Part 2 - Reflection on Group discussion

In Online Tutorial 4 you discussed what factors make a person's contributions important to the development of a new technology and why some personalities go down in history, while others remain unknown and excluded from history books.


Describe how the online tutorial discussion helped you to choose the personality selected for Part 1 of the TMA.

The online tutorial discussion helped me to choose Paul Baran as my personality for Part 1 of this TMA through discussions about the factors that make a persons contribution important.
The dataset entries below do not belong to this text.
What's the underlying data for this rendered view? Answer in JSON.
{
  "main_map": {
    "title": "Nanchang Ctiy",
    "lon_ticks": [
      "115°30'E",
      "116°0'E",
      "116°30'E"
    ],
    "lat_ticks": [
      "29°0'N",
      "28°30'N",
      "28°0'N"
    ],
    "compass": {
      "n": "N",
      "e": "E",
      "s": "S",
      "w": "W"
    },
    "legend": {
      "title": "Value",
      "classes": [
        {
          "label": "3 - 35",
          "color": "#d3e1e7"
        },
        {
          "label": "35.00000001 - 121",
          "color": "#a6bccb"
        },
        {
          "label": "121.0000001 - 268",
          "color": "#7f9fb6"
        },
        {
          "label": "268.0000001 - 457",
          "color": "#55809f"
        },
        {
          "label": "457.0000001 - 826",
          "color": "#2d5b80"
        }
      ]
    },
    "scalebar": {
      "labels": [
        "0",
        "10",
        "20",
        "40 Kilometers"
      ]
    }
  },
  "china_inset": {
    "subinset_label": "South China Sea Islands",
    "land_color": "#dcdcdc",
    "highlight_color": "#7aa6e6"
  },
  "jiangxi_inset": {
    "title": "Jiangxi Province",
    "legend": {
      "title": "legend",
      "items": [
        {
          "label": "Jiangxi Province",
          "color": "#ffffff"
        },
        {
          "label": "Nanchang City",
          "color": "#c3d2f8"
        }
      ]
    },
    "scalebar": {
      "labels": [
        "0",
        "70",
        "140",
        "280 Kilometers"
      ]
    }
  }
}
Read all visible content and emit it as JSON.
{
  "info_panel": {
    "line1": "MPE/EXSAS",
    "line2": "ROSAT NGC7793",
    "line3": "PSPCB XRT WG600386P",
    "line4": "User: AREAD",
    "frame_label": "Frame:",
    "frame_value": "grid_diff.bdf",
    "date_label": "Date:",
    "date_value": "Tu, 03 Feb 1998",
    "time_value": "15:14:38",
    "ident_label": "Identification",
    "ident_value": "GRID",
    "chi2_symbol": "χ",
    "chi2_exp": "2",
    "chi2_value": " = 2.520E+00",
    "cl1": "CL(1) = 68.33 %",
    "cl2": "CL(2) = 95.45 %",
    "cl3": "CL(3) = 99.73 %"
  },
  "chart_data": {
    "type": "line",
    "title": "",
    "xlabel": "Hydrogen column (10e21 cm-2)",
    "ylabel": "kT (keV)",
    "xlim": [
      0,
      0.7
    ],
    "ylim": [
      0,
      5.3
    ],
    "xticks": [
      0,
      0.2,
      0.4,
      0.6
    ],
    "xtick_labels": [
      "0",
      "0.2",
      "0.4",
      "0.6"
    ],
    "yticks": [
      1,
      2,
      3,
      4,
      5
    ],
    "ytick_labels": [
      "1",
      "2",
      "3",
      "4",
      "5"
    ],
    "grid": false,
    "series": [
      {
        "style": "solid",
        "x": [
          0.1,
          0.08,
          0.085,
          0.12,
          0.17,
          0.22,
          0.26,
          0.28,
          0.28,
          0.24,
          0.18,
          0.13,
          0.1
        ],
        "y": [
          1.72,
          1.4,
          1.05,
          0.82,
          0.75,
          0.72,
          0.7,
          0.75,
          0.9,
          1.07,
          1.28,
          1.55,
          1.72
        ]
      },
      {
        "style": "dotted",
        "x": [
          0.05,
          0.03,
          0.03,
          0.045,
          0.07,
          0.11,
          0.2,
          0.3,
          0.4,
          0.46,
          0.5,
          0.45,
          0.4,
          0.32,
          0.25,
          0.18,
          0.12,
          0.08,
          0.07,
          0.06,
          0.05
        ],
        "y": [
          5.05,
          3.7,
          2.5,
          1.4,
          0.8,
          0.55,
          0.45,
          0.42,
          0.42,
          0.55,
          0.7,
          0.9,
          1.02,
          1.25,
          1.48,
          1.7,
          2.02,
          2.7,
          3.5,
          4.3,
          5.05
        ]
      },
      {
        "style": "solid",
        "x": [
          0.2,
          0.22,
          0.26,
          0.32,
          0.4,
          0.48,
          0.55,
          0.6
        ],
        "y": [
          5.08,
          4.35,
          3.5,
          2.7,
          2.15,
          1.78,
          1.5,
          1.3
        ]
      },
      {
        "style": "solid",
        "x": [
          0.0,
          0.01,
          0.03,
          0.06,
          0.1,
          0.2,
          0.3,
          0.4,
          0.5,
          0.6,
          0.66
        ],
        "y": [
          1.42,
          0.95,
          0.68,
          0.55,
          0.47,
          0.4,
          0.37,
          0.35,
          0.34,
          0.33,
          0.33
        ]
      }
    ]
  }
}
Some of the important issues discussed, and which helped me were:

So, I concluded that a discussion on Paul Baran’s invention of the distributed network and packet switching fitted with Part 1 of this TMA. In my opinion he did make a significant contribution to the development of the Internet because without the means for computers to communicate there would be no Internet or World Wide Web.


You should provide copied of two messages from your online tutor group conference as evidence of your participation in this discussion. The first should be a message indicating your own views on this subject (message A). The second should be a response to another group member about their contribution (message B).


Message A

Hello everyone


If a person’s contribution is for ease of use of an application this would be an important factor as it will also help sell the product. Similar to the development of the mouse, which enabled point and click, and the development of the GUI (Graphical User Interface) enabling mere mortals like ourselves to interact with computers.

A person’s contribution may be the beginning of an idea that others can develop and progress, this initial idea being an important required factor. The idea may not be realised for many years like Paul Baran developing message switching in the 1960s but not being fully utilised until years later. The initial idea was not important at the time but it is now, now the technology is needed and used widely.

I think some personalities go down in history because they have been marketed very well, Bill Gates being the biggest example. He releases his operating systems with bugs and errors and we all put up with it rather than changing to other more reliable operating systems such as Unix and O/S2. We stick with Microsoft because it seems the most popular.

People may be excluded from history books for their contributions because they want to be. Or, they may work for a huge corporation, within a team of developers so their names are not mentioned.

Message B

Hi Dot

You are always first in our conferences, well done.

I like your ideas on the factors that make a person’s contributions important. I also think that an idea has to be original, something that is worthwhile and may improve our lives. Certainly if a housework robot can be developed as Zoe dreams of in a previous message, and I think may even be in development, I will buy one. Well, when they have been around a while and the price has gone down a bit.

Yes, I think an idea has to be exploitable as with Bill Gates selling Windows Operating Systems, they don’t actually work without errors and we’ve all been exploited into buy it with the intention that it will make our lives easier. I think we have turned into a culture of users of Windows Operating Systems. It reminds me of the VHS/Betamax race back in the 1980s, VHS was marketed better and it won the race, buyers of Betamax hardly got any films to watch.